Even if Russia had not intervened in Syria on President Bashar al-Assad’s
behalf, the world’s most watched event would still have been a target of
jihadists, said Pascal Boniface, director of the French Institute for
International and Strategic Affairs, who specialises in geopolitics and
football.

“The threat of terror now exists for all international sports competitions.
They attract the cameras and, therefore, the terrorists,” Boniface said.

“Russia’s intervention in Syria is an aggravating factor, but it is not
what created this problem,” said the French analyst.

“There would still be a terror threat without it.”

– Soft targets –

Even before Russia, security measures at the Euro 2016 football
championship in France, as well as the 2014 London and 2016 Rio Summer Games
were already draconian.

In March 2016, just three months before Euro 2016 was due to kick off,
France’s then prime minister Manuel Valls announced the arrest in the Paris
region of a hardened jihadist who “surely had the Euro in his sights”.

“Today, whenever you have a global sports event, the biggest part of the
budget goes to security,” said Boniface.

Whether they are followed by an attack or not, the act of posting threats
online with just a few clicks costs nothing for IS and its sympathisers.

Yet these are followed by security operations that could run to tens and
even hundreds of millions of dollars.

With 64 matches played across 12 stadiums in 11 cities spanning the
European part of Russia, the World Cup offers an abundance of potential
places to strike, CTC warns.

“While the World Cup venues are hard targets that are set to be protected
by multiple layers of security, there will be no shortage of soft targets
that terrorists could hit,” it says.

In Moscow, the authorities are trying to strike a reassuring tone.
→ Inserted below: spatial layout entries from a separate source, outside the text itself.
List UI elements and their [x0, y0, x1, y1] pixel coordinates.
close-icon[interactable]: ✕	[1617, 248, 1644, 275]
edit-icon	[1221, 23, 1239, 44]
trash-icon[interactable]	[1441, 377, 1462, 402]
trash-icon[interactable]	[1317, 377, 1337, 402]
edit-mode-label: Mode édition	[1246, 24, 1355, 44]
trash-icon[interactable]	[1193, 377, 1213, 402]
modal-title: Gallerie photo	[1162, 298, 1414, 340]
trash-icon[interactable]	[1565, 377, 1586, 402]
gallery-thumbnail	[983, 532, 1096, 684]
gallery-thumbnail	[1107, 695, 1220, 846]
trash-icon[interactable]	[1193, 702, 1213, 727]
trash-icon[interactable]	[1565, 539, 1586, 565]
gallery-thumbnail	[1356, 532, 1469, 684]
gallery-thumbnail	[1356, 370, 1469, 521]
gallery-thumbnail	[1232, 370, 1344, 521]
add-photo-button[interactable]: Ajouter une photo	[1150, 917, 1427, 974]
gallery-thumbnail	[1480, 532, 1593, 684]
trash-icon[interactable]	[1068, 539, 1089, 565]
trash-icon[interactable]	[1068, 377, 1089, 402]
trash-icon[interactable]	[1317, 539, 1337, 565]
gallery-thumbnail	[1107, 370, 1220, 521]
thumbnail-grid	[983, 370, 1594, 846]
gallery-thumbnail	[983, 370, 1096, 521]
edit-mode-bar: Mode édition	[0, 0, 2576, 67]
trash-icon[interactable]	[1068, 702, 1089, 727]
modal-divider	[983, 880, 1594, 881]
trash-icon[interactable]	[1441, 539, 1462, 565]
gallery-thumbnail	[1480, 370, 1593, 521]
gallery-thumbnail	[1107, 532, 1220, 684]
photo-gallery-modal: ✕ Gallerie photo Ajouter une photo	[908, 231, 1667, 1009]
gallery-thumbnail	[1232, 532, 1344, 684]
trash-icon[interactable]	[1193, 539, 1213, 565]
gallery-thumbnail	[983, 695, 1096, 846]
They point out that the 2014 Winter Olympics in the Black Sea resort of
Sochi were staged on the edge of the north Caucasus and still passed off
without a hitch.

“Our security operation is taking into account all types of possible
dangers and risks,” World Cup organising committee chief Alexei Sorokin told
AFP.

“Everything is under control and I hope that we will find the right balance
between comfort and security, without tilting to one side or the other.”